I have a proposal for a new algorithm to select the POTM.
Why? At the moment, the selection, although random, only selects recent images, and the same ones keep coming back pretty frequently. I would like to see older images have a chance as well, and reduce the frequency of repeating the same ones.
The basic idea? Select an image from
all images above a certain minimum score, but such that the probability of selection decreases depending on how old the image is. For practical reasons, the algorithm uses the object_id, not the time of submission.
Here it is.
Determine the object_id of the latest posted imageLet's call this number
U. It's an integer, and this number is steadily approaching the 1 000 000 mark.
Repeat
Select a random number R between 1 and U (see below).

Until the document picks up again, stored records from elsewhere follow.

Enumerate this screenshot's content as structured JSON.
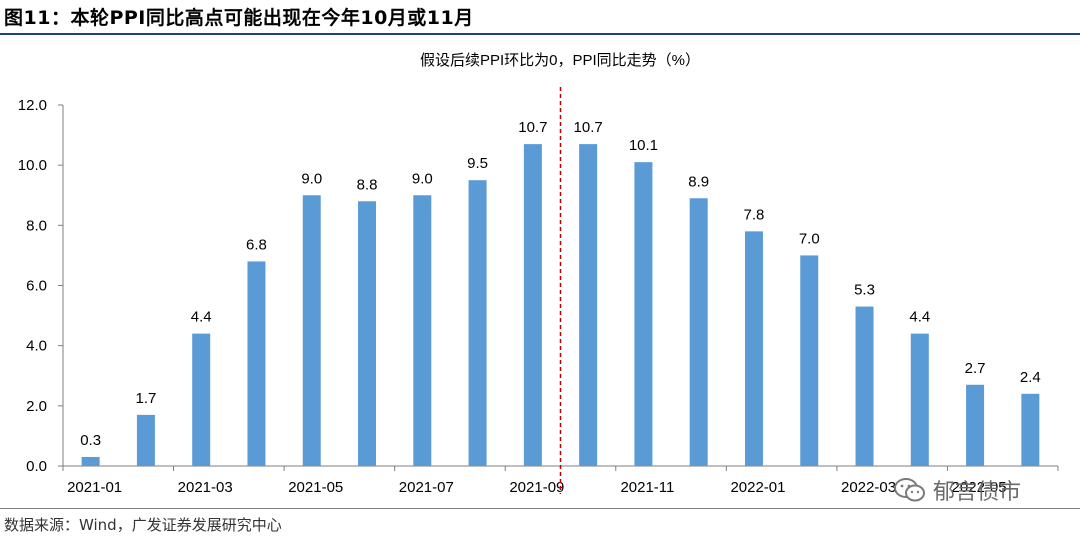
{
  "figure": {
    "title": "图11：本轮PPI同比高点可能出现在今年10月或11月",
    "source": "数据来源：Wind，广发证券发展研究中心",
    "watermark_text": "郁言债市"
  },
  "chart_data": {
    "type": "bar",
    "title": "假设后续PPI环比为0，PPI同比走势（%）",
    "xlabel": "",
    "ylabel": "",
    "ylim": [
      0,
      12
    ],
    "yticks": [
      "0.0",
      "2.0",
      "4.0",
      "6.0",
      "8.0",
      "10.0",
      "12.0"
    ],
    "categories": [
      "2021-01",
      "2021-02",
      "2021-03",
      "2021-04",
      "2021-05",
      "2021-06",
      "2021-07",
      "2021-08",
      "2021-09",
      "2021-10",
      "2021-11",
      "2021-12",
      "2022-01",
      "2022-02",
      "2022-03",
      "2022-04",
      "2022-05",
      "2022-06"
    ],
    "xtick_labels": [
      "2021-01",
      "2021-03",
      "2021-05",
      "2021-07",
      "2021-09",
      "2021-11",
      "2022-01",
      "2022-03",
      "2022-05"
    ],
    "values": [
      0.3,
      1.7,
      4.4,
      6.8,
      9.0,
      8.8,
      9.0,
      9.5,
      10.7,
      10.7,
      10.1,
      8.9,
      7.8,
      7.0,
      5.3,
      4.4,
      2.7,
      2.4
    ],
    "data_labels": [
      "0.3",
      "1.7",
      "4.4",
      "6.8",
      "9.0",
      "8.8",
      "9.0",
      "9.5",
      "10.7",
      "10.7",
      "10.1",
      "8.9",
      "7.8",
      "7.0",
      "5.3",
      "4.4",
      "2.7",
      "2.4"
    ],
    "divider_after": "2021-09",
    "bar_color": "#5b9bd5",
    "divider_color": "#c00000",
    "grid": false
  }
}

Until object R refers to an image and has a score that exceeds some predetermined threshold valueThe key question is how to select that random number
R between 1 and
U, such that the probability of
R decreases somehow for lower values. There are actually many ways to do that, but after a bit of trial and error I got one that I believe works quite well.
Let
X be a random number from the interval [0,1> taken from a uniform distribution. Most programming environments have an easy way to get such a number. In MS Excel, which I used for my trials and errors, it's the RAND() function.
Now, calculate
R with the formula
U + 1 - floor(exp(X^0.7 * ln(U + 1))For the record, the floor function rounds down to the nearest integer.
The exponent 0.7 in the formula is more or less arbitrary. I tried a few numbers, and this one worked satisfactory. To increase the probability for selecting older images, simply use a somewhat lower value.
Now how does this work out in practice?
With the highest object id currently around 835 000, and before applying the litmus test to see if it is an image with a high enough score:
- 25% of the numbers are from the 174 most recent objects
- 25% from the next 4244
- 25% from the next 65056
- 25% from the oldest 766091
A different way to look at it is to calculate the probabilities for a given object to be selected (again, before applying the test).
- The 10th most recent object has a probability of 0.5%
- The 100th one has a probability of 0.06%
- The 1 000th one has a probability of 0.008%
- The 10 000th one has a probability of 0.009%
- The 100 000th one has a probability of 0.001%
As for what threshold value to use, that's a matter of personal opinion as well as trial and error to see what works well. I think anything between 75% and 80% will work. With a low threshold we get to see more images that do not have a really high score yet, regardless of whether they have been overlooked or are simply not good enough for a higher score. With a high threshold we only get to see images that have already gathered a lot of (high) votes. It's just a matter of deciding what kind of images we want as POTM. I prefer a somewhat lower threshold, so good images that somehow have been overlooked by many can still pass the test. But we could start somewhere in the middle and see how it goes.
I expect that this would be be real easy to implement. So, the question is, do we want this?